According to your view of the Constitution, would it be acceptable for a State to pass a law abridging a citizen's freedom of speech?
Are the right guaranteed to us under the Constitution derived from the Natural Rights of man, or from Government? If they derive from the Natural Rights of man, then none but a tyrannous government could abridge those rights. Our Constitution was NOT set up so that we would live under State tyranny, but so that we would live in freedom.
Our rights mean little if they are only guarded at the Federal level.
But I agree with you that teaching Creationism in public schools would be “an establishment of religion”, giving preference and the government seal of approval to one set of religious doctrine over others.
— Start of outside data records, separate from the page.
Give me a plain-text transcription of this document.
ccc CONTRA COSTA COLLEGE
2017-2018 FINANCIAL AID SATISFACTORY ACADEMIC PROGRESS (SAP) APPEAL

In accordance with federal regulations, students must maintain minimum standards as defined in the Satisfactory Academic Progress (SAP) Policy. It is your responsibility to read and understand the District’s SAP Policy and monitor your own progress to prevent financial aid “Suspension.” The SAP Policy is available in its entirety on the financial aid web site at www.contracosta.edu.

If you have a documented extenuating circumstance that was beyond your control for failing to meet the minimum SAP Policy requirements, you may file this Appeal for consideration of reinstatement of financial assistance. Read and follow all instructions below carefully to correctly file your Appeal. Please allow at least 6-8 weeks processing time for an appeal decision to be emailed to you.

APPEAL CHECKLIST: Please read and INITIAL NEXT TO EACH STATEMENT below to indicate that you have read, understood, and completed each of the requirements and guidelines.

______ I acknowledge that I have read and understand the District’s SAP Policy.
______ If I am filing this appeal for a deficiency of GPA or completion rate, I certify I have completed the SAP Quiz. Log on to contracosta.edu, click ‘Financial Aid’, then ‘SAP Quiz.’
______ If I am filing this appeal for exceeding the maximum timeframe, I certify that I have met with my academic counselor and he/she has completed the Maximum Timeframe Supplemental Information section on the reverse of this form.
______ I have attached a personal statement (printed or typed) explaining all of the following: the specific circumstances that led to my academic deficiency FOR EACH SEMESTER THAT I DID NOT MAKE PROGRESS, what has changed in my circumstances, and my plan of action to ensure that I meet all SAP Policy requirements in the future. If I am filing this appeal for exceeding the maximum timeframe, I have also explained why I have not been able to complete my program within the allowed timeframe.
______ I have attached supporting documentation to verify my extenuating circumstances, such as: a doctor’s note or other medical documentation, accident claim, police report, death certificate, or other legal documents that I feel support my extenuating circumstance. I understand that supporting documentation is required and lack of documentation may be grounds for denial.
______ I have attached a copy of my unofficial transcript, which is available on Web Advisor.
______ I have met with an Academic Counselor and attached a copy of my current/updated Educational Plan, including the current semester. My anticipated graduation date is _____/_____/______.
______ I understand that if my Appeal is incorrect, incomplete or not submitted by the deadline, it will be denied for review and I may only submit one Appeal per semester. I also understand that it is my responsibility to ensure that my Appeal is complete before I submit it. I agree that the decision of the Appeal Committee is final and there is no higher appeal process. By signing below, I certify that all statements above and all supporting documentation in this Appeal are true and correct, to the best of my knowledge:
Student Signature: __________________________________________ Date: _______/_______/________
How about the secular humanist view that the world was created by a random event termed the Big Bang and that even if some sort of god did exist, he had absolutely no role in the event or subsequence turn of random events.
Everyone has a “creation” story. They differ in the details.
Scientologists believe that aliens populated the planet and bestowed on humans “imperfect” traits. There are some scientists who dress it up and say that life here came from Mars.
All you have to do is go back to the time of the founding.
There were official religions of various states,
and no one even mentioned these as violating the first amendment.
The states wouldn’t have ratified it if that is what it meant.
See Elk Grove.
Freedom of Speech is an individual right.
The establishment clause isn’t. It’s a right that was given to the states. Not to the people.
The Free Exercise clause is the individual right part.
Please, people, stop with the Natural Rights, Natural Law stuff. You get it, but the lawyers, myself included, have no real idea what you’re talking about.
It’s as if you want to understand the law, but find all the little complications too much, and decide to pretend that this Natural Law and Rights stuff is somehow relevant to the law today.
No one seems to touch at all on the the actual law. As it exists now, as it existed in 1947. None of that.
I’m saying that the 1st Amendment allows the teaching of Creationism. I’m not putting some Lemon test out there for that. I’m not concluding that creationism is impermissible.
I’m saying that Everson was wrong.
See Thomas in Elk Grove. Here’s the handy link to the Elk Grove thread I set up yesterday.
http://www.freerepublic.com/focus/f-news/2610810/posts - elk grove
Serious conservatives should study Clarence Thomas here. Establishment clause jurisprudence is a mess.
Quite simply, the Establishment Clause is best understood as a federalism provisionit protects state establishments from federal interference but does not protect any individual right.
That’s what Clarence Thomas said. He actually gets to vote on what the Constitution says. What he said is not, technically “law”, because it’s a concurrence, but we want Justices who agree with him, so that he can write a majority opinion on the establishment clause, and overturn Everson.